This is the obligatory post on Vim. Recently I have come to appreciate the ubiquity, resourcefulness and extensibility of vim. This is not a tutorial on vim. I won’t tell you how to exit vim editor. But this article is dedicated to the text editor which has been a programmers’ companion for a few decades now. Whichever UNIX or Linux system you’re in, whether a local system or a remote one, you can safely assume and rely on the command vi/vim to be present.

I have spent more than a couple of weeks studying vim. How to use vim, how to extend it, what is its future and how is vim implemented. More time spent on the former points than the last one. But it must also be very interesting to know how it is implemented because vim tends to be very responsive even after adding multiple plug-ins including external language Servers.
A random snippet on usage
Vim commands (by that I mean shortcuts in the article; in vim terminology keyboard shortcuts are called vim mappings) can be composed together to build more complex commands. This reminds me of Indian languages where you can combine multiple characters to form a single character. Like, ((((va) + (e)) => (vi)) & (-m)) => (vim) You could’ve combined (va) + (ae) to get (vae) or (va) + (i) to get something like (vy).
We have 52 characters of capital and small case English letters on the keyboard. For commands of length 3, What is 52^3?! Vim might not have those many key-sequences working as a command but there are other keys on the keyboard apart from the alphabets and the length of a key-sequence, interpreted as a single command, doesn’t really have a limit. Some go up to a length of four and above. So you can pack a lot of functionality into a few character strokes. And working with those many commands is viable because most of these combinations are intuitive and you need not actually remember all those thousands of possible commands, just the basic functionality of the single character strokes. My personal favourites are vab or vap.
Extensibility
The other advantage of vim is its configurability and extensibility. Vim scripts are written in a language called VimL. It is not object-oriented and people generally don’t like it. But it has been custom built for vim scripting and thus provides a few advantages like buffer-local variables, window-local variables, tab-local variables etc. These things don’t even make sense in the context of other general purpose programming languages. There is also support for events. Surprisingly VimL has only basic support for string manipulation. Especially for multiline text manipulation. (Or maybe there is support for that. New things about vim pop-up every day!) It made me realise that vim is a “text editor” and not a “text processor”
Neovim
Literally the future of vim
This is how Neovim used to be described as. Its website now says
hyper-extensible Vim-based text editor
Nevertheless, Neovim which is a spin-off of vim seems promising. It has already got a share of 40% (no way to verify this) in the vim market. Main reasons, to start Neovim as a separate project, are actually project management related. Bran Moolenaar, the original creator of vim and a current active developer, replied “Keep me alive” To the question “How can the community ensure that the Vim project succeeds for the foreseeable future?” 1. Probably I am missing some context around the answer given. But on the bright side Neovim (which I generally think of vim itself) seems to be doing alright. The project was resilient to one of its lead developers exiting the project.
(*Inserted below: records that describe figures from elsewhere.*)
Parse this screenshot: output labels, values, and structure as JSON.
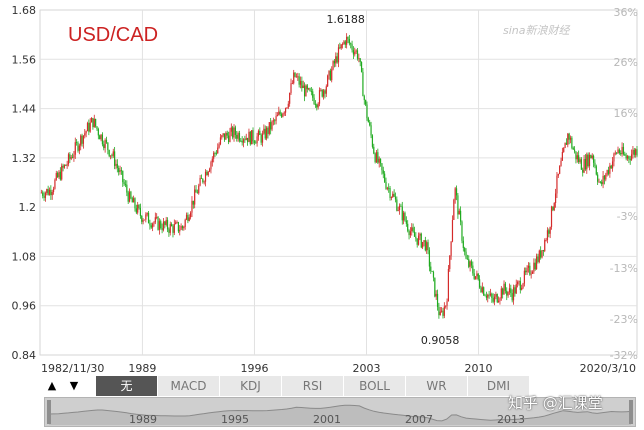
{
  "chart_data": {
    "type": "candlestick",
    "title": "USD/CAD",
    "y_left": {
      "ticks": [
        1.68,
        1.56,
        1.44,
        1.32,
        1.2,
        1.08,
        0.96,
        0.84
      ],
      "range": [
        0.84,
        1.68
      ]
    },
    "y_right": {
      "ticks": [
        "36%",
        "26%",
        "16%",
        "-3%",
        "-13%",
        "-23%",
        "-32%"
      ]
    },
    "x_ticks": [
      "1982/11/30",
      "1989",
      "1996",
      "2003",
      "2010",
      "2020/3/10"
    ],
    "annotations": [
      {
        "label": "1.6188",
        "x": 2002.0,
        "y": 1.6188
      },
      {
        "label": "0.9058",
        "x": 2007.9,
        "y": 0.9058
      }
    ],
    "series_keypoints": [
      [
        1982.9,
        1.235
      ],
      [
        1983.5,
        1.24
      ],
      [
        1984.3,
        1.29
      ],
      [
        1984.8,
        1.32
      ],
      [
        1985.5,
        1.37
      ],
      [
        1986.2,
        1.41
      ],
      [
        1986.6,
        1.38
      ],
      [
        1987.5,
        1.32
      ],
      [
        1988.5,
        1.22
      ],
      [
        1989.2,
        1.18
      ],
      [
        1990.2,
        1.16
      ],
      [
        1991.0,
        1.15
      ],
      [
        1991.8,
        1.15
      ],
      [
        1992.5,
        1.22
      ],
      [
        1993.3,
        1.29
      ],
      [
        1994.3,
        1.37
      ],
      [
        1995.0,
        1.38
      ],
      [
        1996.0,
        1.37
      ],
      [
        1996.8,
        1.37
      ],
      [
        1997.6,
        1.41
      ],
      [
        1998.3,
        1.45
      ],
      [
        1998.8,
        1.52
      ],
      [
        1999.5,
        1.48
      ],
      [
        2000.2,
        1.46
      ],
      [
        2000.8,
        1.5
      ],
      [
        2001.5,
        1.57
      ],
      [
        2002.0,
        1.61
      ],
      [
        2002.8,
        1.57
      ],
      [
        2003.2,
        1.45
      ],
      [
        2003.8,
        1.33
      ],
      [
        2004.5,
        1.26
      ],
      [
        2005.3,
        1.2
      ],
      [
        2006.2,
        1.13
      ],
      [
        2007.0,
        1.11
      ],
      [
        2007.6,
        0.99
      ],
      [
        2007.9,
        0.93
      ],
      [
        2008.3,
        0.97
      ],
      [
        2008.8,
        1.25
      ],
      [
        2009.5,
        1.07
      ],
      [
        2010.0,
        1.04
      ],
      [
        2010.6,
        1.0
      ],
      [
        2011.2,
        0.97
      ],
      [
        2011.8,
        1.0
      ],
      [
        2012.4,
        0.99
      ],
      [
        2013.2,
        1.03
      ],
      [
        2014.1,
        1.08
      ],
      [
        2014.7,
        1.15
      ],
      [
        2015.2,
        1.26
      ],
      [
        2015.9,
        1.38
      ],
      [
        2016.3,
        1.33
      ],
      [
        2016.8,
        1.3
      ],
      [
        2017.4,
        1.33
      ],
      [
        2017.9,
        1.25
      ],
      [
        2018.5,
        1.3
      ],
      [
        2019.0,
        1.34
      ],
      [
        2019.5,
        1.32
      ],
      [
        2020.2,
        1.34
      ]
    ],
    "grid": true,
    "legend": "none"
  },
  "toolbar": {
    "up_arrow": "▲",
    "down_arrow": "▼",
    "tabs": [
      "无",
      "MACD",
      "KDJ",
      "RSI",
      "BOLL",
      "WR",
      "DMI"
    ],
    "active_tab": "无"
  },
  "navigator": {
    "years": [
      "1989",
      "1995",
      "2001",
      "2007",
      "2013"
    ]
  },
  "logo_text": "sina新浪财经",
  "watermark": "知乎 @汇课堂",
  "colors": {
    "up": "#d42a2a",
    "down": "#1faa1f",
    "title": "#cc2222",
    "grid": "#e2e2e2"
  }
}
Neovim already has made progress in improving the vim plugin ecosystem. Neovim has introduced remote plugins (a Neovim instance connects to an external program via one of the available connection types. Via sockets, rpc, stdio, fileio). Neovim has already provided language clients (libraries) in multiple languages: JavaScript, rust, python etc. for the purpose. An alternative to remote plugins is writing the plugin/script in Lua. Neovim comes with a built-in Lua v5.1 interpreter (Yep, Lua interpreter is embeddable). For the most part, there is no overhead of using Lua instead of VimL. call MyVimLFunc() in VimL gets translated to lua MyLuaFunc() in Lua. And Lua is often hailed as the fastest interpreted language.
Another reason for starting Neovim as a separate project was that the Vim code base was just ugly. I am not sure how Neovim is faring though. But, no complaints yet. I am optimistic about the future of Neovim. I am looking forward to a better UI support (like floating windows etc.) and inbuilt LSP support which are already planned for the upcoming releases.